Media baron Rupert Murdoch today backed George Bush to win a second term, said Australian troops should see the job through in Iraq, and said he would push for changes to Australia's cross-media and foreign media ownership laws, despite shifting News Corporation to the US.

The News Corporation chairman said today the coalition of the willing had largely been successful and Australia needed to maintain its presence.

"We have no alternative - we must see the job through," Mr Murdoch told 2GB radio.

Mr Murdoch said the continuing violence in Iraq was isolated and had been misrepresented.

"I think it's been misrepresented. (There has been) tremendous progress in Iraq - all the kids are back at school, 10 per cent more than when Saddam Hussein was there," Mr Murdoch said.

"There's 100 per cent more fresh water. Most of Iraq is doing extremely well.

"There's one small part where the Sunnis ... are giving trouble and more by, I think, giving cover to international terrorists and people from the Taliban and from Afghanistan coming in.

"They're really trying to kill Americans, they're trying to kill people from the United Nations, anyone who is trying to come in and help get their country going properly."

He also said George W Bush would win a second term at the US presidential election in November because the American people strongly supported the president's efforts in Iraq and the resurging US economy.

"They're with him on that, completely. He's going to walk it (the election) in," he said.

"The economy's doing extremely well and there is an international crisis.

"You've got to understand, America was attacked. 9-11 changed America - it was a big moment in history."

When questioned whether President Bush had answered the terror threat adequately, Mr Murdoch said: "Oh yeah. I mean, they deployed all their resources, everything."

And Mr Murdoch said Australia had done the right thing in joining the US in the war in Iraq.

"And the Australian government stood absolutely firm with them. This country's got no alternative, it must stand with America."
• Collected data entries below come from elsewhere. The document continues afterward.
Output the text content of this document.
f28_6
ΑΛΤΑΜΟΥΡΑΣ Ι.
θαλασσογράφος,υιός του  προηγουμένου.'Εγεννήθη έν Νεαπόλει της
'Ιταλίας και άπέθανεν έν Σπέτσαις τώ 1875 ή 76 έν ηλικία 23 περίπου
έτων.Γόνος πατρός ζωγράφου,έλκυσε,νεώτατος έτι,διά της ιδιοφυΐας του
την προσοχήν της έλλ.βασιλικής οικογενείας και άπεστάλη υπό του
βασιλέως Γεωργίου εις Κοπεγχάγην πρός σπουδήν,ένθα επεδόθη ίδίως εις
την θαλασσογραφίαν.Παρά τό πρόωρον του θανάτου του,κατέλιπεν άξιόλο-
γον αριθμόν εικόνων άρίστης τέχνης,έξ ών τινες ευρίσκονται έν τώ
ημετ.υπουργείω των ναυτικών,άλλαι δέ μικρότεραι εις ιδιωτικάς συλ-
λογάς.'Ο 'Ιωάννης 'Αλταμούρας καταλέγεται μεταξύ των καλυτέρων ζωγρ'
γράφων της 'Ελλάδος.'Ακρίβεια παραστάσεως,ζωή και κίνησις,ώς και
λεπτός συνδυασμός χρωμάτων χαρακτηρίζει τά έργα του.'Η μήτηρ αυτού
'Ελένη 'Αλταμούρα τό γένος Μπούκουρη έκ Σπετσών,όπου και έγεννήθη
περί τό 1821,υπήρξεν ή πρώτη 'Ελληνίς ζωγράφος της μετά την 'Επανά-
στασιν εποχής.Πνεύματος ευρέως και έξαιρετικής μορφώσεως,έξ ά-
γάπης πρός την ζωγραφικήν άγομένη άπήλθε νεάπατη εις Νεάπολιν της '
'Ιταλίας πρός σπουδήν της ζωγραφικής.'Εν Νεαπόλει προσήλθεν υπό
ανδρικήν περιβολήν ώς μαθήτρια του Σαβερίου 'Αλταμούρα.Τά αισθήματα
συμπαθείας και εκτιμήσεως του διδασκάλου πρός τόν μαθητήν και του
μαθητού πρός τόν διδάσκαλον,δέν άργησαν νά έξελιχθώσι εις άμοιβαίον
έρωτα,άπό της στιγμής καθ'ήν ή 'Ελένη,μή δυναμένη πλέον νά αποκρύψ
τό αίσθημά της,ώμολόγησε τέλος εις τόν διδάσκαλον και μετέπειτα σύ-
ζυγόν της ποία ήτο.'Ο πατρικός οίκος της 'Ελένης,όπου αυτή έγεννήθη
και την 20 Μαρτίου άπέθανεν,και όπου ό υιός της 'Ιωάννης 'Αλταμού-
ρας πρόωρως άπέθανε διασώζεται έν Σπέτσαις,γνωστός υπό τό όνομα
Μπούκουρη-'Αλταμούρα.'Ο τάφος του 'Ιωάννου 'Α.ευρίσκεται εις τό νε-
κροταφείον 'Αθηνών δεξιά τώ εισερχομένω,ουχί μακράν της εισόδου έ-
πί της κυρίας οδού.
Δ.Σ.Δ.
He indicated he would continue to argue for greater freedom when it came to cross-media and foreign media ownership in Australia.
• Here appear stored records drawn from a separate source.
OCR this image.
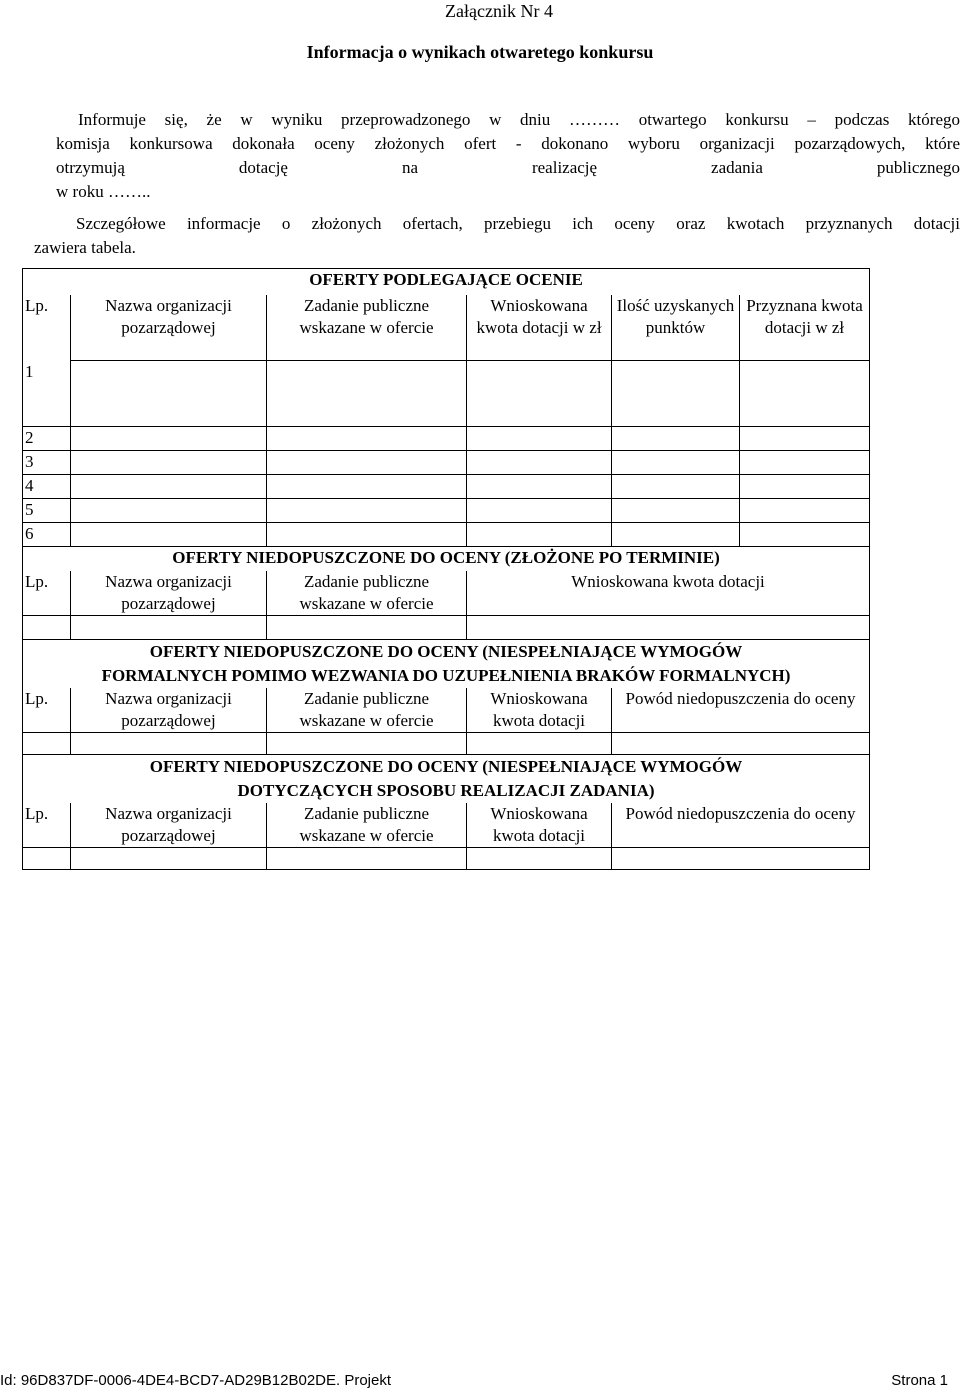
Załącznik Nr 4
Informacja o wynikach otwaretego konkursu
Informuje się, że w wyniku przeprowadzonego w dniu ……… otwartego konkursu – podczas którego
komisja konkursowa dokonała oceny złożonych ofert - dokonano wyboru organizacji pozarządowych, które
otrzymują dotację na realizację zadania publicznego
w roku ……..
Szczegółowe informacje o złożonych ofertach, przebiegu ich oceny oraz kwotach przyznanych dotacji
zawiera tabela.
OFERTY PODLEGAJĄCE OCENIE					
Lp.	Nazwa organizacji pozarządowej	Zadanie publiczne wskazane w ofercie	Wnioskowana kwota dotacji w zł	Ilość uzyskanych punktów	Przyznana kwota dotacji w zł
1					
2					
3					
4					
5					
6					
OFERTY NIEDOPUSZCZONE DO OCENY (ZŁOŻONE PO TERMINIE)					
Lp.	Nazwa organizacji pozarządowej	Zadanie publiczne wskazane w ofercie	Wnioskowana kwota dotacji		

OFERTY NIEDOPUSZCZONE DO OCENY (NIESPEŁNIAJĄCE WYMOGÓW
FORMALNYCH POMIMO WEZWANIA DO UZUPEŁNIENIA BRAKÓW FORMALNYCH)					

Lp.	Nazwa organizacji pozarządowej	Zadanie publiczne wskazane w ofercie	Wnioskowana kwota dotacji	Powód niedopuszczenia do oceny	

OFERTY NIEDOPUSZCZONE DO OCENY (NIESPEŁNIAJĄCE WYMOGÓW
DOTYCZĄCYCH SPOSOBU REALIZACJI ZADANIA)					

Lp.	Nazwa organizacji pozarządowej	Zadanie publiczne wskazane w ofercie	Wnioskowana kwota dotacji	Powód niedopuszczenia do oceny	

Id: 96D837DF-0006-4DE4-BCD7-AD29B12B02DE. Projekt	Strona 1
"We think that there is so much media now, with the internet it's so easy and so cheap to start a newspaper or start a magazine that there's just millions of voices," he said.

"We don't really have to worry; the old ideas of it being too concentrated, I think that's just fading away."

Mr Murdoch said the new primary listing in the US was expected to significantly expand the company's shareholder base and increase demand for its shares, hence driving the share price higher.

"It's already up," Mr Murdoch said today in reference to a 1.5 per cent rise by News Corp's American Depository Receipts on the New York Stock Exchange overnight.

"Everybody will be a lot better off."

Mr Murdoch, who gave up his Australian citizenship in 1985 to become an American, said that of the top five US media investment firms, three were predominantly index style managers and only had investments of about $US4 million in News Corp.

By contrast all of them, all of them had investments of at least $US900 million in Time Warner, Disney, Viacom and Comcast, he said.

Mr Murdoch said he believed the primary reason behind his company being undervalued against its peers was that it still had foreign issuer status in the US.

Influential United States broking house Merrill Lynch overnight threw its support behind News Corp's US incorporation, saying it should be a "huge positive" for share price performance.

"The company's foreign domicile and preferred share structure have hindered the ability of many large US-based institutions from investing in the company's shares," analyst Jessica Reif Cohen said.

"The likely inclusion in key US indices, as well as Australian indices, is very positive for shares.

"We anticipate the company will meet requirements for listing on the NYSE and will remain fully-listed on the Australian Stock Exchange."

While the move places control of several Australian daily metropolitan newspapers firmly in foreign hands, readers are not likely to notice much difference.

No major job losses are expected as a result of News Corp officially becoming an American company and there is unlikely to be any government pressure put on Rupert Murdoch to sell his media assets here.

News Corp shares rose 55 US cents to $US37.43 on the NYSE overnight.